An extra lane to allow passing.
Overtaking lane:
Most highways in Australia are just one lane in each direction so it's easy to get stuck behind a slower vehicle and not be able to pass for quite a while. To allow faster cars to pass on the often windy roads most roads have overtaking lanes every so often and will have an extra lane to allow passing. A lot of times they are on inclines so it is easier for faster cars to pass the slower cars and trucks. It seems they are often too short so if you need to pass someone on an overtaking lane you need to commit to it pretty much right as the passing lane opens.

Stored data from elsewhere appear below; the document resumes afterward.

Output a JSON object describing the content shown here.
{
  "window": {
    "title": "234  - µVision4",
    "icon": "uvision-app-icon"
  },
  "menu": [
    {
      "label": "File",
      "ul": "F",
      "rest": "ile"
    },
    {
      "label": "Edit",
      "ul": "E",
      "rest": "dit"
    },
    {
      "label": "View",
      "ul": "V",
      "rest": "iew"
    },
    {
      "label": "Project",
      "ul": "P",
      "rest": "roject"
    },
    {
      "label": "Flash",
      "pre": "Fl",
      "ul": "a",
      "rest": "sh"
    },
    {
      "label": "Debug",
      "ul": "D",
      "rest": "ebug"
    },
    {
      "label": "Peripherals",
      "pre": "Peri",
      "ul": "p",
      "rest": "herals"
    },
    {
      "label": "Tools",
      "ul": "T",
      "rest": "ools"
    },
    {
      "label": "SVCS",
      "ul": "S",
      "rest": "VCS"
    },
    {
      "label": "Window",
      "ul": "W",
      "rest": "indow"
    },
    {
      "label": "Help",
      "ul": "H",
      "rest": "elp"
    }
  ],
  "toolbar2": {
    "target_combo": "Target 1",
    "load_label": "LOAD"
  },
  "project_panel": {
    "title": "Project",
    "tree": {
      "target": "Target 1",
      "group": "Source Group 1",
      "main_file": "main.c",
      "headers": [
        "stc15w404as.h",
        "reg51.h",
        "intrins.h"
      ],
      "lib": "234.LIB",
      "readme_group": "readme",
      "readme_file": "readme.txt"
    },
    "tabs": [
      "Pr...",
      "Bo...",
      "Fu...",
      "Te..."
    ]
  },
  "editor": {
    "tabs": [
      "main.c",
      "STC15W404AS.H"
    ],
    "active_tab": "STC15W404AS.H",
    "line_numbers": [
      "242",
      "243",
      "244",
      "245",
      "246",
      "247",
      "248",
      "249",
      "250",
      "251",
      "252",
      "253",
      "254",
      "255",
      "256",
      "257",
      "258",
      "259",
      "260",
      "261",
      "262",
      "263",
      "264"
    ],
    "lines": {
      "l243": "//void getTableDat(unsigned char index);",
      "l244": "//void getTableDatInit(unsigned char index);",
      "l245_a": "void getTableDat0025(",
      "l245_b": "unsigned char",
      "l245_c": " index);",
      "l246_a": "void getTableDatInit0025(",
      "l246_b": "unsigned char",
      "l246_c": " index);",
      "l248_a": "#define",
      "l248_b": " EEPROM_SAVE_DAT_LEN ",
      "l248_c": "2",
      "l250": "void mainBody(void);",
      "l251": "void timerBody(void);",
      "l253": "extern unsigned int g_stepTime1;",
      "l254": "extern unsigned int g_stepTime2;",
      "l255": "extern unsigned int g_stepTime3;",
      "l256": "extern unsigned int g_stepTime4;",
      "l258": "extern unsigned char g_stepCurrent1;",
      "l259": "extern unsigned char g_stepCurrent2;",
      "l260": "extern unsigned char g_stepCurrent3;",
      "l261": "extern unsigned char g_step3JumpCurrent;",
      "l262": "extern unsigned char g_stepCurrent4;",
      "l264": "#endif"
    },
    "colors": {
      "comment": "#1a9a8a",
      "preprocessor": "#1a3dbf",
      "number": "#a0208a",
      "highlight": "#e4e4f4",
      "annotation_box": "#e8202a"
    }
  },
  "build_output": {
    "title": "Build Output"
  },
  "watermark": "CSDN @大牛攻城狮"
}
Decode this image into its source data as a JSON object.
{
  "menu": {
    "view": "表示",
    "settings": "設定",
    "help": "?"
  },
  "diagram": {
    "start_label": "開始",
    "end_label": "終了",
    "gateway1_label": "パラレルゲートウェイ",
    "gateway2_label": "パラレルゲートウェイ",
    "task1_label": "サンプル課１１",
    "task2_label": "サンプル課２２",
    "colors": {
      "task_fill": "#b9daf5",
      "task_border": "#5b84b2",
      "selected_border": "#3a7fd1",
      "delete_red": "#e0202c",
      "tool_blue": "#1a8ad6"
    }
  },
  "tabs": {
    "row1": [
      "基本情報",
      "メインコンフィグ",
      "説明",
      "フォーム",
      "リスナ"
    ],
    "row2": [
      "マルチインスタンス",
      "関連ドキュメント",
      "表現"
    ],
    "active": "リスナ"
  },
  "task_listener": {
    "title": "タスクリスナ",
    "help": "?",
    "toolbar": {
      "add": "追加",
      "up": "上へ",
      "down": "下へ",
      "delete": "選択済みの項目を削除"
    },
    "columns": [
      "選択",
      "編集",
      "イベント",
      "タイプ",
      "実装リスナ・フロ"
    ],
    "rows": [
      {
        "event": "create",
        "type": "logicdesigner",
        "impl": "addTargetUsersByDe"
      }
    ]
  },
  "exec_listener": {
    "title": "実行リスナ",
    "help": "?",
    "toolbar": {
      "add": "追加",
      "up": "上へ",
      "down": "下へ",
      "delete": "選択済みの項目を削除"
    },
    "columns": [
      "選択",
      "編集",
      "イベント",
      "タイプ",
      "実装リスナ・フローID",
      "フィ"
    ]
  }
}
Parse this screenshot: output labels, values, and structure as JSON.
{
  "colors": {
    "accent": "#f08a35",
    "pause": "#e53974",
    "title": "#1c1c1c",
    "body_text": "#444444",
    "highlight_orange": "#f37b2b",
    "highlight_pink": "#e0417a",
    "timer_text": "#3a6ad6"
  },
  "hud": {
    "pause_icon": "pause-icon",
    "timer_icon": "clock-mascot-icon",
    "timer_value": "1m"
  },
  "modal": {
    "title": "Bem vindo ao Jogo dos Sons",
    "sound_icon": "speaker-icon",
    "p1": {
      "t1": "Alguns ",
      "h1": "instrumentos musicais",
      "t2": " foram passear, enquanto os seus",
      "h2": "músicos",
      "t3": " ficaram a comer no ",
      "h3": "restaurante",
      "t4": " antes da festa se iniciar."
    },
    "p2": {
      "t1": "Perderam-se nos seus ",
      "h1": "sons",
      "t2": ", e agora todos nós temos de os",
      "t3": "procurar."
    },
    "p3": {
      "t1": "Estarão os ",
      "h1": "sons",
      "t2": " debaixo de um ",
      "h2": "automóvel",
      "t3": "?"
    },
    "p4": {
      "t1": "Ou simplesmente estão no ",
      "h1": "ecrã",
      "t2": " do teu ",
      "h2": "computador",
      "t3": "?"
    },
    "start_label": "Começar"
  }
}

Sometimes these signs can't come soon enough!
Keep left unless overtaking:
These signs are usually positioned near the beginning of overtaking lanes and periodically along highways with 2 or more lanes in one direction. It is expected for slower vehicles to stay to the "slow lane" and in most people do abide by this rule. In some areas the "keep left unless overtaking" rule is enforced by the police and can attract a $200+ fine for those who stay in the passing lane unnecessarily.
I wish they had a similar law here and that it was actively enforced as people drive in the fast lane all the time driving well under the speed limit, and disrupting the flow of traffic.

No U turn on red.
In most states in America it is legal and quite normal to make a u-turn at a traffic signal. In Australia it is illegal unless there is a sign saying that you are permitted to do so. I found this quite frustrating as I am used to performing a u-turn at traffic lights all the time and was tempted to try one anyway in Newcastle when I was driving the groomsmen to my sister's wedding but there was a big sign saying no u-turn which would have blown my "I didn't know about that rule" excuse I would have given to the police if I was caught.

Turn left at any time with care / No Turn on Red:
Another rule I broke a few times and almost broke several other times was turning at a red light. In most areas of the U.S you are able to turn right at a red light if it is safe, after coming to a complete stop. In Australia it is the opposite and is illegal unless it signposted that it is permitted. What is more common is the "Turn left at any time with care signs" which allows vehicles to turn left even if it the light is red. Often the left turn lane is separated from the other lanes by a traffic island and have a dedicated lane after the turn to allow turning vehicles time to speed up and merge into traffic. Not being able to turn at a red light was probably the hardest rule for me to remember and it was just pure luck that I didn't attract the attention of the local law enforcement officer.

Better not speed here!
Speed Cameras:
Most people who receive a speeding ticket in America are pulled over by a police officer, sheriff or state trooper and given a speeding ticket in person. In Australia there are hundreds of speed cameras and you wont even know you have been given a speeding ticket until it arrives in your mail box. Often they were positioned at the bottom of a large hill so you had to really watch your speed as you came up to the speed camera. Thankfully the speed cameras had signs announcing their presence so you were able to make sure you were not speeding when you came up to it.

There is many more differences between driving in America and Australia but that is for a future post. What is the one road rule in your state or country that you would like to see changed?